Cos'è il Diritto all'Oblio

Il diritto all'oblio è il diritto di ogni persona a non vedere più diffuse informazioni che la riguardano quando queste sono diventate obsolete, inesatte o non più di interesse pubblico. È sancito dall'articolo 17 del GDPR (Regolamento UE 2016/679) e ulteriormente rafforzato in Italia dal Codice Privacy (D.lgs. 196/2003 aggiornato).

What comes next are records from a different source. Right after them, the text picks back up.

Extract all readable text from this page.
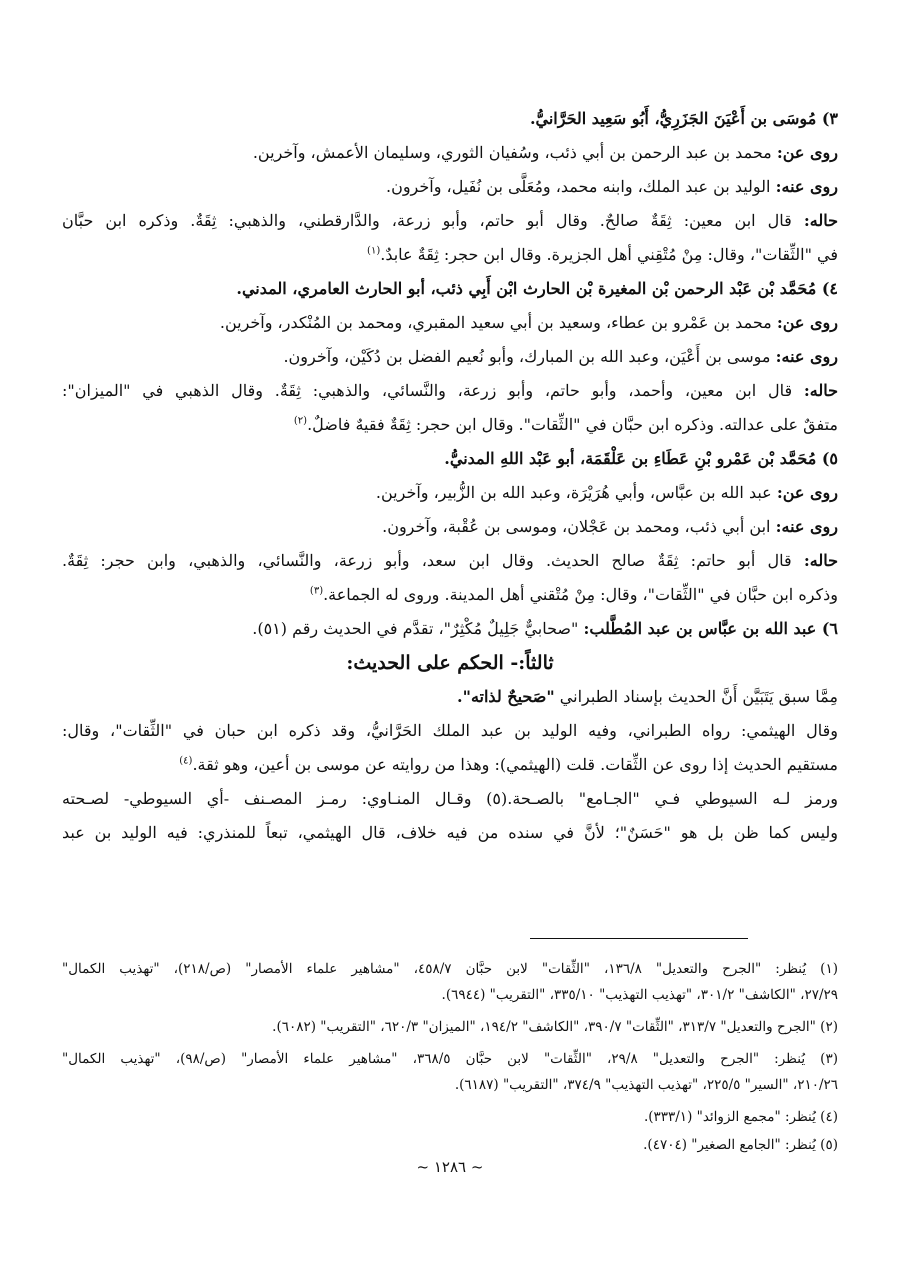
٣) مُوسَى بن أَعْيَنَ الجَزَرِيُّ، أَبُو سَعِيد الحَرَّانيُّ.
روى عن: محمد بن عبد الرحمن بن أبي ذئب، وسُفيان الثوري، وسليمان الأعمش، وآخرين.
روى عنه: الوليد بن عبد الملك، وابنه محمد، ومُعَلَّى بن نُفَيل، وآخرون.
حاله: قال ابن معين: ثِقَةٌ صالحٌ. وقال أبو حاتم، وأبو زرعة، والدَّارقطني، والذهبي: ثِقَةٌ. وذكره ابن حبَّان
في "الثِّقات"، وقال: مِنْ مُتْقِني أهل الجزيرة. وقال ابن حجر: ثِقَةٌ عابدٌ.$^{(١)}$
٤) مُحَمَّد بْن عَبْد الرحمن بْن المغيرة بْن الحارث ابْن أَبِي ذئب، أبو الحارث العامري، المدني.
روى عن: محمد بن عَمْرو بن عطاء، وسعيد بن أبي سعيد المقبري، ومحمد بن المُنْكدر، وآخرين.
روى عنه: موسى بن أَعْيَن، وعبد الله بن المبارك، وأبو نُعيم الفضل بن دُكَيْن، وآخرون.
حاله: قال ابن معين، وأحمد، وأبو حاتم، وأبو زرعة، والنَّسائي، والذهبي: ثِقَةٌ. وقال الذهبي في "الميزان":
متفقٌ على عدالته. وذكره ابن حبَّان في "الثِّقات". وقال ابن حجر: ثِقَةٌ فقيهٌ فاضلٌ.$^{(٢)}$
٥) مُحَمَّد بْن عَمْرو بْنِ عَطَاءِ بن عَلْقَمَة، أبو عَبْد اللهِ المدنيُّ.
روى عن: عبد الله بن عبَّاس، وأبي هُرَيْرَة، وعبد الله بن الزُّبير، وآخرين.
روى عنه: ابن أبي ذئب، ومحمد بن عَجْلان، وموسى بن عُقْبة، وآخرون.
حاله: قال أبو حاتم: ثِقَةٌ صالح الحديث. وقال ابن سعد، وأبو زرعة، والنَّسائي، والذهبي، وابن حجر: ثِقَةٌ.
وذكره ابن حبَّان في "الثِّقات"، وقال: مِنْ مُتْقني أهل المدينة. وروى له الجماعة.$^{(٣)}$
٦) عبد الله بن عبَّاس بن عبد المُطَّلب: "صحابيٌّ جَلِيلٌ مُكْثِرٌ"، تقدَّم في الحديث رقم (٥١).
ثالثاً:- الحكم على الحديث:
مِمَّا سبق يَتَبَيَّن أَنَّ الحديث بإسناد الطبراني "صَحيحٌ لذاته".
وقال الهيثمي: رواه الطبراني، وفيه الوليد بن عبد الملك الحَرَّانيُّ، وقد ذكره ابن حبان في "الثِّقات"، وقال:
مستقيم الحديث إذا روى عن الثِّقات. قلت (الهيثمي): وهذا من روايته عن موسى بن أعين، وهو ثقة.$^{(٤)}$
ورمز لـه السيوطي فـي "الجـامع" بالصـحة.(٥) وقـال المنـاوي: رمـز المصـنف -أي السيوطي- لصـحته
وليس كما ظن بل هو "حَسَنٌ"؛ لأنَّ في سنده من فيه خلاف، قال الهيثمي، تبعاً للمنذري: فيه الوليد بن عبد
(١) يُنظر: "الجرح والتعديل" ١٣٦/٨، "الثِّقات" لابن حبَّان ٤٥٨/٧، "مشاهير علماء الأمصار" (ص/٢١٨)، "تهذيب الكمال"
٢٧/٢٩، "الكاشف" ٣٠١/٢، "تهذيب التهذيب" ٣٣٥/١٠، "التقريب" (٦٩٤٤).
(٢) "الجرح والتعديل" ٣١٣/٧، "الثِّقات" ٣٩٠/٧، "الكاشف" ١٩٤/٢، "الميزان" ٦٢٠/٣، "التقريب" (٦٠٨٢).
(٣) يُنظر: "الجرح والتعديل" ٢٩/٨، "الثِّقات" لابن حبَّان ٣٦٨/٥، "مشاهير علماء الأمصار" (ص/٩٨)، "تهذيب الكمال"
٢١٠/٢٦، "السير" ٢٢٥/٥، "تهذيب التهذيب" ٣٧٤/٩، "التقريب" (٦١٨٧).
(٤) يُنظر: "مجمع الزوائد" (٣٣٣/١).
(٥) يُنظر: "الجامع الصغير" (٤٧٠٤).
~ ١٢٨٦ ~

Il concetto è stato definitivamente consacrato dalla sentenza della Corte di Giustizia Europea del 13 maggio 2014 (caso Google Spain vs. AEPD), che ha stabilito un principio fondamentale: i motori di ricerca sono responsabili del trattamento dei dati personali e devono rimuovere, su richiesta, i link a informazioni non più pertinenti.

Quando si può esercitare il diritto all'oblio

Puoi chiedere la rimozione o deindicizzazione di un contenuto in questi casi:

  • I dati non sono più necessari rispetto alle finalità per cui erano stati raccolti.
  • Hai revocato il consenso al trattamento (e non esistono altre basi giuridiche).
  • Ti opponi al trattamento e non prevalgono interessi legittimi del titolare.
  • I dati sono stati trattati in modo illecito.
  • Esiste un obbligo legale di cancellazione.
  • I dati riguardano un minore.
  • La notizia riguarda vicende giudiziarie ormai concluse (assoluzione, prescrizione, riabilitazione).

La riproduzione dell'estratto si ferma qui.